连霄发出一声长长的叹息,似乎回头向蓝色的床帘看了一眼,摇了摇头:“等他醒了再说吧。”
关忻拥着外套慢吞吞地坐起来,全身被车轮来回碾过一样,难以启齿的地方上了药,凉意阵阵,但根本坐不住。更糟糕的事情都已发生,此刻也没什么尴尬,抬手拉帘子到一半,被连霄接了过去拉了个完全。
关忻目光划过连霄,落在医生身上,说:“开药吧。”
交钱拿药,听医生交代完副作用,再到吃药,关忻像得了一场小感冒似的,平如秋水,静如寒玉;唯有那双眼睛,邃密深沉,淡泊收敛,叫人看不穿。
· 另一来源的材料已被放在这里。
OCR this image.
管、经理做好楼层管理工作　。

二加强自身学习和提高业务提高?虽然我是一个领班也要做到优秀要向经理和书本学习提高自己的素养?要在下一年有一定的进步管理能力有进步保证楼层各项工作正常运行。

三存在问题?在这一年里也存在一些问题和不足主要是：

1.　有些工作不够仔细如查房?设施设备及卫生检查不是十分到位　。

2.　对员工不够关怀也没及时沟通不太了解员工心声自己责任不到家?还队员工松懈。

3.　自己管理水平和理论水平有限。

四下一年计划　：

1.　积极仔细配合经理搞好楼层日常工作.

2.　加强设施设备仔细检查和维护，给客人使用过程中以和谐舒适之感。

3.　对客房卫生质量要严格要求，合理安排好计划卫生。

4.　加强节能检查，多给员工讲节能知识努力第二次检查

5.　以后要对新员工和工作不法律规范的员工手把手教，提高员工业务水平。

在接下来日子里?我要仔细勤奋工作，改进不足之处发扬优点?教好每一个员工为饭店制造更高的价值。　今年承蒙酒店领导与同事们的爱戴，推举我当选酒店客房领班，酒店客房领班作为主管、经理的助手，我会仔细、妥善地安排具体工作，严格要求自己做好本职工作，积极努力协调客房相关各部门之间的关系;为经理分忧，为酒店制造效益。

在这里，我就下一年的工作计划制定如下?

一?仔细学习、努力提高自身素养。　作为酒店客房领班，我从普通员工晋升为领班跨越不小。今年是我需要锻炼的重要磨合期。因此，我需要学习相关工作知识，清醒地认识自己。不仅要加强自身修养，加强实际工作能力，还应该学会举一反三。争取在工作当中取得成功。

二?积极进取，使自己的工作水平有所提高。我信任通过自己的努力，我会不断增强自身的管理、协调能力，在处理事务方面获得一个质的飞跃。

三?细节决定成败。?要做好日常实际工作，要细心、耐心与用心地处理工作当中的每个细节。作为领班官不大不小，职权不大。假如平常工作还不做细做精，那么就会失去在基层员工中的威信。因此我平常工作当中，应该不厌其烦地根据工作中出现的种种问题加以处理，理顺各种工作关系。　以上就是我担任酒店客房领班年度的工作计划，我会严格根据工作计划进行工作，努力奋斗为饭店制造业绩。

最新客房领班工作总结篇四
连霄相对更了解他,应要求扒下裙子后,看着记忆中白腻的身体不堪入目,红肿发炎,心口堵了块铅;他等着关忻醒后一如少年时期崩溃嘶吼脆弱大哭,却全没等到,他忽然意识到,他再也等不到关忻更大的情绪流露了。
出了医院,坐回车里,连霄问:“去哪儿?”
关忻攥紧了药袋,说:“回家。”
说完,报了市区房子的地址。连霄看了他一眼,没多话,发动车子向目的地行驶。大雪纷飞,车速缓慢,流光溢彩的街景一格一格地后退,连霄调大了空调,可关忻全没有软化的迹象,整个人像经受了冻雨的树叶,表面结了一层厚厚的透明的冰壳,无色琥珀似的,困在其中,僵硬窒息。
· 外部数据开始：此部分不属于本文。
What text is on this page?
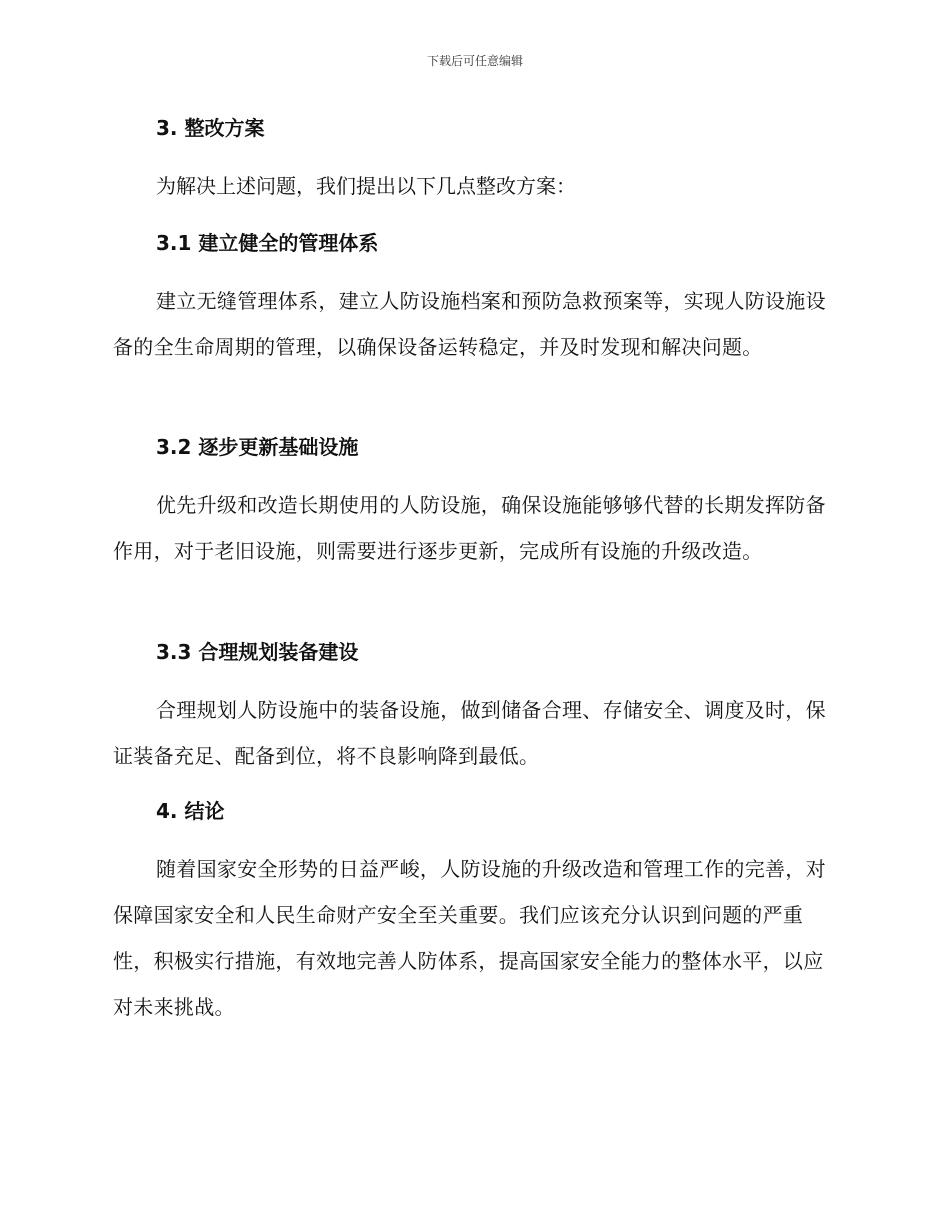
下载后可任意编辑
3. 整改方案
为解决上述问题，我们提出以下几点整改方案：
3.1 建立健全的管理体系
建立无缝管理体系，建立人防设施档案和预防急救预案等，实现人防设施设备的全生命周期的管理，以确保设备运转稳定，并及时发现和解决问题。
3.2 逐步更新基础设施
优先升级和改造长期使用的人防设施，确保设施能够够代替的长期发挥防备作用，对于老旧设施，则需要进行逐步更新，完成所有设施的升级改造。
3.3 合理规划装备建设
合理规划人防设施中的装备设施，做到储备合理、存储安全、调度及时，保证装备充足、配备到位，将不良影响降到最低。
4. 结论
随着国家安全形势的日益严峻，人防设施的升级改造和管理工作的完善，对保障国家安全和人民生命财产安全至关重要。我们应该充分认识到问题的严重性，积极实行措施，有效地完善人防体系，提高国家安全能力的整体水平，以应对未来挑战。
到了楼下,关忻说了声“谢谢”,把连霄的外套留下,然后下车上楼;连霄匆匆停好车,带上外套,冒着风雪追上去:“月明!”
关忻站在雪里,直愣愣地回头。连霄给他裹上外套,抓着胳膊往单元门里带:“我跟你上去,你这样儿我不放心。”
关忻抽回胳膊:“你回去吧,一会儿雪下大了不好走。”
“你这样儿我怎么走?”
关忻说:“我想一个人待会儿。”脱下外套递过去,“我到家了,你把衣服穿好,别感冒了。”
连霄欲言又止,默默伸手接过,断言的空档,关忻已进了电梯,连霄等着电梯在楼层停稳当,套上衣服转身回了车。
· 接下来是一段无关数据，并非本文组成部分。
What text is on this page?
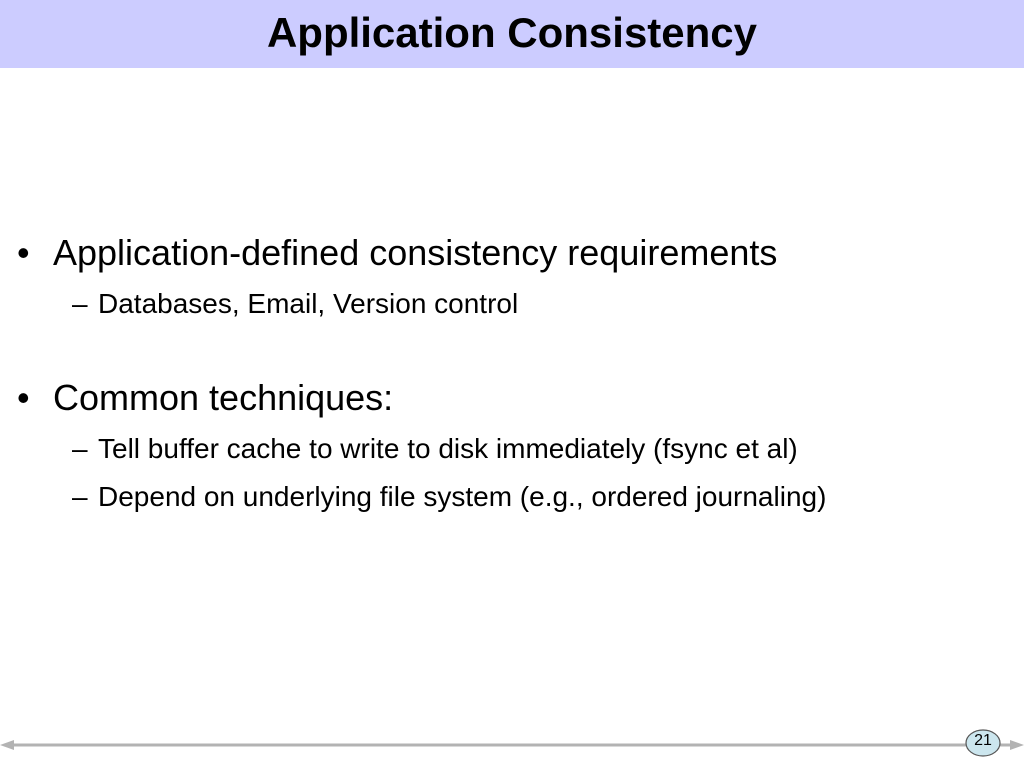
Application Consistency
• Application-defined consistency requirements
– Databases, Email, Version control
• Common techniques:
– Tell buffer cache to write to disk immediately (fsync et al)
– Depend on underlying file system (e.g., ordered journaling)
21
关忻进家门,开灯,阔别两个月,一毫一寸一如既往,屋子焖得暖烘烘的,熟悉自在的氛围扑面而来。沙发上的三花猫玩偶撅着屁股瞧他,不知什么时候从沙发扶手上摔下来的,树懒闪电坐在五斗橱上咧着大嘴笑话他,看来没人在的日子,他们自娱自乐过得挺好。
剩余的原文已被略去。